Speaker Diarization
Automatically identify and distinguish between different speakers in your audio recordings.
Overview
Speaker diarization answers the question "who spoke when?" by segmenting audio based on speaker identity. This is essential for meetings, interviews, podcasts, and any multi-speaker content.
Supported Models
| Model | Diarization Support | Max Speakers |
|---|---|---|
lucid-mono | ✅ | Unlimited |
lucid-multi | ✅ | Unlimited |
lucid-agent | ✅ | Unlimited |
lucid-lite | ✅ | Unlimited |
cipher-fast | ❌ | - |
cipher-max | ❌ | - |
Enable Diarization
import requests
response = requests.post(
"https://yourvoic.com/api/v1/stt/lucid/transcribe",
headers={"X-API-Key": "your_api_key"},
files={"file": open("meeting.mp3", "rb")},
data={
"model": "lucid-mono",
"diarize": "true"
}
)
result = response.json()
Response Format
When diarization is enabled, the response includes speaker information:
{
"success": true,
"text": "Hello everyone, welcome to the meeting.

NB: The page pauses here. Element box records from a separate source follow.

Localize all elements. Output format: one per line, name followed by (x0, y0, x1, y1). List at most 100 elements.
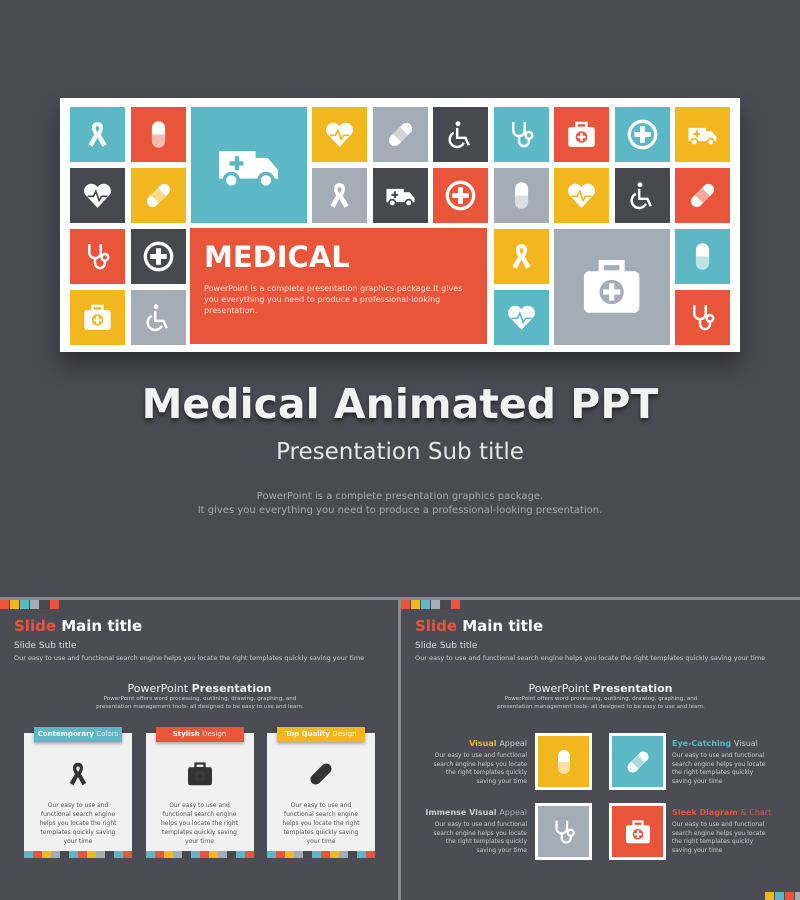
icon (142, 240, 175, 273)
feature-label: Visual Appeal (407, 739, 527, 748)
strip-cell (294, 851, 303, 858)
card-tab: Top Quality Design (277, 727, 365, 742)
icon (626, 118, 659, 151)
strip-cell (190, 851, 200, 858)
icon (623, 747, 653, 777)
strip-cell (244, 851, 254, 858)
icon-tile (70, 168, 125, 223)
icon-tile (493, 290, 549, 345)
icon-tile (312, 168, 367, 223)
card-text: Our easy to use and functional search en… (282, 802, 360, 845)
icon (505, 301, 538, 334)
icon-tile (433, 168, 488, 223)
section-text: PowerPoint offers word processing, outli… (96, 696, 304, 711)
icon-tile (70, 229, 125, 284)
strip-cell (154, 851, 164, 858)
title-highlight: Slide (415, 617, 457, 635)
icon (81, 118, 114, 151)
strip-cell (123, 851, 132, 858)
strip-cell (226, 851, 236, 858)
icon (306, 759, 336, 789)
icon-tile (312, 107, 367, 162)
icon (686, 118, 719, 151)
section-text: PowerPoint offers word processing, outli… (497, 696, 705, 711)
feature-text: Our easy to use and functional search en… (433, 821, 527, 855)
icon (444, 118, 477, 151)
icon-tile (70, 290, 125, 345)
card: Stylish Design Our easy to use and functi… (145, 727, 254, 858)
strip-cell (348, 851, 357, 858)
icon-tile (130, 290, 186, 345)
icon-tile (493, 229, 549, 284)
card-strip (145, 851, 254, 858)
strip-cell (42, 851, 51, 858)
icon (505, 240, 538, 273)
feature-label-a: Immense Visual (425, 808, 497, 817)
strip-cell (51, 851, 60, 858)
strip-cell (366, 851, 375, 858)
title-highlight: Slide (14, 617, 56, 635)
icon-tile (675, 107, 730, 162)
strip-cell (181, 851, 191, 858)
icon (549, 747, 579, 777)
section-title: PowerPoint Presentation (0, 682, 399, 695)
icon-tile (493, 107, 549, 162)
icon (81, 240, 114, 273)
icon (185, 759, 215, 789)
banner-tile: MEDICAL PowerPoint is a complete present… (190, 228, 487, 344)
slide-subtitle: Slide Sub title (415, 641, 478, 651)
card-strip (267, 851, 375, 858)
icon-tile (372, 168, 428, 223)
icon-tile (554, 107, 609, 162)
icon (686, 179, 719, 212)
feature-label: Sleek Diagram & Chart (672, 808, 792, 817)
section-title-b: Presentation (592, 682, 673, 695)
strip-cell (208, 851, 218, 858)
strip-cell (267, 851, 276, 858)
icon-tile (675, 168, 730, 223)
strip-cell (339, 851, 348, 858)
title-rest: Main title (61, 617, 143, 635)
strip-cell (96, 851, 105, 858)
icon-tile (130, 168, 186, 223)
feature-text: Our easy to use and functional search en… (672, 821, 766, 855)
card-label-a: Top Quality (285, 730, 330, 738)
strip-cell (199, 851, 209, 858)
card-icon (306, 759, 336, 789)
strip-cell (69, 851, 78, 858)
card-label-b: Colors (96, 730, 119, 738)
strip-cell (235, 851, 245, 858)
icon-tile (130, 107, 186, 162)
feature-label-b: Visual (733, 739, 758, 748)
strip-cell (312, 851, 321, 858)
strip-cell (114, 851, 123, 858)
description-line: PowerPoint is a complete presentation gr… (256, 491, 544, 502)
section-title: PowerPoint Presentation (401, 682, 800, 695)
divider (0, 597, 800, 600)
card-strip (24, 851, 132, 858)
icon-tile (614, 107, 670, 162)
icon (323, 179, 356, 212)
icon-tile (433, 107, 488, 162)
strip-cell (276, 851, 285, 858)
feature-label-a: Sleek Diagram (672, 808, 738, 817)
feature-icon (609, 733, 666, 790)
feature-icon (535, 803, 592, 860)
title-rest: Main title (462, 617, 544, 635)
slide-intro: Our easy to use and functional search en… (415, 654, 766, 662)
card: Contemporary Colors Our easy to use and f… (24, 727, 132, 858)
icon-tile (130, 229, 186, 284)
feature-label-a: Eye-Catching (672, 739, 732, 748)
feature-icon (535, 733, 592, 790)
icon-tile (493, 168, 549, 223)
icon (142, 301, 175, 334)
icon-tile (70, 107, 125, 162)
feature-label-b: Appeal (499, 808, 527, 817)
feature-label-a: Visual (469, 739, 497, 748)
strip-cell (78, 851, 87, 858)
card-icon (63, 759, 93, 789)
icon (214, 130, 283, 200)
card-tab: Stylish Design (155, 727, 244, 742)
icon (686, 301, 719, 334)
section-title-a: PowerPoint (528, 682, 590, 695)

Thanks for having me.",
"utterances": [
{
"speaker": 0,
"text": "Hello everyone, welcome to the meeting.",
"start": 0.0,
"end": 2.5,
"confidence": 0.95
},
{
"speaker": 1,
"text": "Thanks for having me.",
"start": 3.0,
"end": 4.2,
"confidence": 0.92
}
],
"speakers": {
"count": 2
}
}
Processing the Results
# Print transcript with speaker labels
result = response.json()
for utterance in result.get('utterances', []):
speaker = utterance['speaker']
text = utterance['text']
start = utterance['start']
print(f"[Speaker {speaker}] ({start:.1f}s): {text}")
Best Practices
- Audio Quality: Clear audio with minimal background noise produces better speaker separation
- Speaker Distance: Ensure speakers are at similar distances from the microphone
- Overlapping Speech: Minimize simultaneous talking for cleaner diarization
- Consistent Voices: Works best when speakers have distinct voice characteristics
💡 Note: Speaker labels (0, 1, 2...) are assigned based on order of first appearance in the audio, not by any pre-defined identity.